What is the most probable diagnosis?
Decoding Clue
Explanation
E. Bronchiectasis: Correct. A condition of permanent dilation of bronchi due to wall destruction. Tram-line shadows represent parallel thickened bronchial walls seen end-on.
A. Carcinoma of lung: Typically presents in older patients with a smoking history; unlikely to cause symptoms since childhood.
B. Hamartoma: A benign pulmonary nodule often showing "popcorn calcification"; it doesn't cause recurrent diffuse cystic changes.
C. Lung abscess: Presents with acute/subacute fever and air-fluid levels in a single cavity, not lifelong bilateral cystic disease.
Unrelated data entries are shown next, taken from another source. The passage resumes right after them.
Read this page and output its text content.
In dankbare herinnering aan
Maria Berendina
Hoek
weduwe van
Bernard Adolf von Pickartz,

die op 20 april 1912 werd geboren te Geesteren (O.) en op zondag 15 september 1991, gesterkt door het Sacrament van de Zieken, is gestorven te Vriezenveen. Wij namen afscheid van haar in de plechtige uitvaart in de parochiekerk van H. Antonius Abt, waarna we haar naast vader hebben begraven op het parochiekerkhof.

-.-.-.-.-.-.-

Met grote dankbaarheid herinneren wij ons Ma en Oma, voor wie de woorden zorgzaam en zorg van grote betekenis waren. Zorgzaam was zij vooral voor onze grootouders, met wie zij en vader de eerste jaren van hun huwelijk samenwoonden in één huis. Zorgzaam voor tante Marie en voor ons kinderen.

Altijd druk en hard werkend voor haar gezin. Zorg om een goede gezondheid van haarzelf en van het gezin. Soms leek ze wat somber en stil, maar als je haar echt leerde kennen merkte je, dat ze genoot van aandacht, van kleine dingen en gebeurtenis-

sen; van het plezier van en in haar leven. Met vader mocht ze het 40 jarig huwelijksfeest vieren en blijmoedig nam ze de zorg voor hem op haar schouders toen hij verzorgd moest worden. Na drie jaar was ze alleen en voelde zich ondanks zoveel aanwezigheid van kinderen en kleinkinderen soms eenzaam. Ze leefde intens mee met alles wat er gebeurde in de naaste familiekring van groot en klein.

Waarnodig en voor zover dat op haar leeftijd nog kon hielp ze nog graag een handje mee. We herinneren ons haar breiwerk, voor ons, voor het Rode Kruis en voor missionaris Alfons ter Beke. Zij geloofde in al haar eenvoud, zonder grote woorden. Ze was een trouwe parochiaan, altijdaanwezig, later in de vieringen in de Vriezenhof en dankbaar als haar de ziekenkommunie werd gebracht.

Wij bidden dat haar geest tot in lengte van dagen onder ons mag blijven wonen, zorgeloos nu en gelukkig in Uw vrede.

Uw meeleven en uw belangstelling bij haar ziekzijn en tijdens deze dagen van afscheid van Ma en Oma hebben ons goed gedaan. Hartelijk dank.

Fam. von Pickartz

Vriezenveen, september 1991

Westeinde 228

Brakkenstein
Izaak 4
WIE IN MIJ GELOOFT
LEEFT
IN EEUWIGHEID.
D. Pulmonary embolism: Causes acute chest pain and dyspnea; radiology may show Hampton's hump but not tram-line shadows or cystic changes.
🧠High-Yield Pearls
| Feature | Finding / Detail | Clinical Significance |
|---|---|---|
| Gold Standard Dx | HRCT Chest | Shows "Signet ring sign" (dilated bronchus > adjacent artery) |
| Tram-line Shadows | Parallel lines | Corresponds to thickened, non-tapering bronchial walls |
| Congenital Causes | Cystic Fibrosis | Primary Ciliary Dyskinesia / Kartagener (Situs inversus) |
| Classic Sputum | Three-layered | Top: Frothy, Mid: Serous, Bottom: Purulent/debris |
Integrated Clinical Questions
1. Most common symptom of bronchiectasis?
2. Most sensitive investigation?
3. Classical sputum description?
4. A major life-threatening complication?
5. Underlying congenital causes?
⚡ Exam Pearls
- Tram-line = bronchiectasis (must remember).
- Chronic history since childhood = think congenital/structural disease.
- Hemoptysis in chronic lung disease = think bronchiectasis or TB.
- HRCT is gold standard; look for "signet ring sign".